Cass McCombs is notoriously publicity-shy. He refuses to give interviews, and despite having already released four critically acclaimed albums, little is known about the man himself or the people or situations that inspire him. McCombs’ music is as hard to pin down as the man himself, and Wit’s End, the follow-up to 2009’s fantastic Catacombs, is no exception. After mining the maudlin jangle-pop of 80s indie icons like the Smiths and the Cure on his earliest releases, Catacombs saw McCombs trawling through a half-century’s worth of American music history – from the Everley Brothers to Willie Nelson to Todd Rundgren to Jeff Buckley – to create a work of creeping, shadowy beauty. Wit’s End is even more understated – and even more beautiful – than its predecessor; slower and sparser by far than anything McCombs has produced before, weaving elements of jazz and classical music into a collection of hymn-like compositions that are as mesmerising as they are fragile.

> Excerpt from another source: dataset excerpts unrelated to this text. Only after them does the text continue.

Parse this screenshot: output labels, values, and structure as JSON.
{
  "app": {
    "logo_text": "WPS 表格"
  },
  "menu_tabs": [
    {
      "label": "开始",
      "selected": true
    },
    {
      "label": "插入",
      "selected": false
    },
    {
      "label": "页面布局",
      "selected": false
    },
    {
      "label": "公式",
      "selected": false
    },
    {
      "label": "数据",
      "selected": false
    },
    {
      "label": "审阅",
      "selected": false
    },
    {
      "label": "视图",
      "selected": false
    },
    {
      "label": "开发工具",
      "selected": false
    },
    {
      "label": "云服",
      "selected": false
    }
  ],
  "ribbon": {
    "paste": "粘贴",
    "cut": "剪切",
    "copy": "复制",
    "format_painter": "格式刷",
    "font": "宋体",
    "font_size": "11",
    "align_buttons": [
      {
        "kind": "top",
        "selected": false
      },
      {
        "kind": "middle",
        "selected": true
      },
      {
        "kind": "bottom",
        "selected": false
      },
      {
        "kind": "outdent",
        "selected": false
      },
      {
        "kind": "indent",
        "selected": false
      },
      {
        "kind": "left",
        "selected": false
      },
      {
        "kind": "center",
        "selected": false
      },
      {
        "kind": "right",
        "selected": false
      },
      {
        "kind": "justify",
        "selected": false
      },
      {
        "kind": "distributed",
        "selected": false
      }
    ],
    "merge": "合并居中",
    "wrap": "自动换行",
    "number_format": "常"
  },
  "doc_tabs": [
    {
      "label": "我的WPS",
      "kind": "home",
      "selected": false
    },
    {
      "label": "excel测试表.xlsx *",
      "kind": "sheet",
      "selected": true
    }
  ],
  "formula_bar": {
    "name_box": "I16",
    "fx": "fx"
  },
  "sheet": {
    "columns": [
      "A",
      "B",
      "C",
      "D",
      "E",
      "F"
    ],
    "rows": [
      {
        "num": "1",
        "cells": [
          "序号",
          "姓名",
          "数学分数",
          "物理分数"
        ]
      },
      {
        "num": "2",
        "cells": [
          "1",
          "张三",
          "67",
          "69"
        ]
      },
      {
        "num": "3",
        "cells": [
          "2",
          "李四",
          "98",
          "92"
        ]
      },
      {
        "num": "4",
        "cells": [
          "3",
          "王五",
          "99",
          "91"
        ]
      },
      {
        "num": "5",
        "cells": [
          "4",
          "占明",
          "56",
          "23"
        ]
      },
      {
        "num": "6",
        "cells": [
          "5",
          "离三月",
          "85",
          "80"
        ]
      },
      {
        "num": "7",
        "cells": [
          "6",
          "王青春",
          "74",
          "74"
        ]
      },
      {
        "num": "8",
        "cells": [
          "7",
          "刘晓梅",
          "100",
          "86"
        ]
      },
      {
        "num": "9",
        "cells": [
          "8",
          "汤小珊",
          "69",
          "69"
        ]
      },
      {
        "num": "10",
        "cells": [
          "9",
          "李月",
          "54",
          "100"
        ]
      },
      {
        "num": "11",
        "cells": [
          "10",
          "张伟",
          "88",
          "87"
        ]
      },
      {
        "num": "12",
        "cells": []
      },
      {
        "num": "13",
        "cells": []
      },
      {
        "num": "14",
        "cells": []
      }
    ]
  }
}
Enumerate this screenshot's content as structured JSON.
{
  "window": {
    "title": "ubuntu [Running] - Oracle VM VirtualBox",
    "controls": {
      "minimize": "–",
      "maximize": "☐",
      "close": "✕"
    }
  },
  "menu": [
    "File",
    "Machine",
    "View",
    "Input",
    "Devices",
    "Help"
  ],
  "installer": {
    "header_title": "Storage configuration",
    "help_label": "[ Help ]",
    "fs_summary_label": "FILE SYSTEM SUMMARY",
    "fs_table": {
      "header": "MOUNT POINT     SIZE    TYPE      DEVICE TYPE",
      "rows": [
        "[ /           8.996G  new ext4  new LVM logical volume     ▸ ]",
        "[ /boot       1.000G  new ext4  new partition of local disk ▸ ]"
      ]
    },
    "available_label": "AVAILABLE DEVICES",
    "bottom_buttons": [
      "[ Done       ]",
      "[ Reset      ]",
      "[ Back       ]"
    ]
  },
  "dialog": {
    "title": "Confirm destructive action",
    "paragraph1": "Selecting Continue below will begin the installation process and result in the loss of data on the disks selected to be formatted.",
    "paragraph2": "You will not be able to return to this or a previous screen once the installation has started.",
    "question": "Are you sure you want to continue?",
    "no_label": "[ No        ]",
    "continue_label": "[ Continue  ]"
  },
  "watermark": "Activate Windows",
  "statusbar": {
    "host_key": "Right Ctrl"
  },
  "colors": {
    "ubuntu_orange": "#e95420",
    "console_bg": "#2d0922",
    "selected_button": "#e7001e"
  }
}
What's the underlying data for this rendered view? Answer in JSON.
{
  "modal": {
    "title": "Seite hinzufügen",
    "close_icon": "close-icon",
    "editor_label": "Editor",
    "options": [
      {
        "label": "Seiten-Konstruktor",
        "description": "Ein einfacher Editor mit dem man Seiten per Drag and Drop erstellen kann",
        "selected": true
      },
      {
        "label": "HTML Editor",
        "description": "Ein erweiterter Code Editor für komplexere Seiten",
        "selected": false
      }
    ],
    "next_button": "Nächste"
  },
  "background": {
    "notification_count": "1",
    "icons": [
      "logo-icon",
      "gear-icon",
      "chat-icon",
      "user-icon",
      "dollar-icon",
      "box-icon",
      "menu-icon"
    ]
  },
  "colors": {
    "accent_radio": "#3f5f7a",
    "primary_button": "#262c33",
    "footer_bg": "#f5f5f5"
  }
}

Of course, this being Cass McCombs, Wit’s End is far from easy listening. With seven songs ranging from five to ten minutes, the length, funereal pace and sombre tone of the album as a whole would test the patience of the most diligent Low fan, and as such the decision to open with arguably the most accessible track in the artist’s catalogue seems like some kind of perverse joke. ‘County Line’ is McCombs’ take on blue-eyed soul, a languid, electric piano-led ode to returning home to people that would rather he didn’t, and with its thick, warm bass sound and Brill Building "whoa-whoa-whoa" choruses, it’s easily as sweet as Catacombs‘ ‘Dreams Come True Girl’. There’s an unease at play though; the track doesn’t so much meander gently as deliberately drag its heels, McCombs understandably reluctant to going back to a place where – in a display of typically brilliant wordplay – he "can smell the columbine."
Once in its jaws, Wit’s End slowly and methodically eats away at the subconscious like a Venus fly-trap dissolving its prey. Stripped of any kind of percussion, ‘Buried Alive’ is driven by a cyclical, baroque harpsichord riff and an insistent mellotron pulse, McCombs cursing the nightmarish "hateful neighbours" that he can "smell but cannot see." The plodding ‘Saturday Song’ is very much wet weekend music, with a Surf’s Up-era Brian Wilson chord progression providing the tiniest ray of sunshine; ‘Memory’s Stain’ is darker still, a Satie-esque piano refrain turning round and round until an extended outro of wheezing accordion and woodwinds drag the track to its welcome conclusion. Listened to as a whole, the album is like one of those old French films where people sit staring through rain-streaked café windows; you’re not quite sure what – if anything – is happening, but its minimalism is hypnotic.
It’s all too easy to mistake a downbeat record for a depressing one, and whilst on the surface these songs sound about as cheerful as a suicide note, there is a sense of mischievous humour in McCombs’ lyrics that is closer to the literate surrealism of Bob Dylan or Tom Waits than the loathsome, self-pitying Snow Patrols of the world. Closing waltz ‘A Knock Upon The Door’, especially, with its epic, winding tale of a lovers’ tiff between an artist and his muse, echoes the likes of ‘Visions Of Johanna’ and ‘Sad-Eyed Lady Of The Lowlands’, while its slow-burning saxophone and clarinet accompaniment recalls the European jazz of Waits’ Alice album. Okay, so it’s not an album you’re likely to play with every bowl of cornflakes, but it’s one that will haunt you for days whenever you do. Like those French films, you might come away from Wit’s End feeling like you’ve witnessed a masterpiece, but you’ll have a pretty hard time explaining why.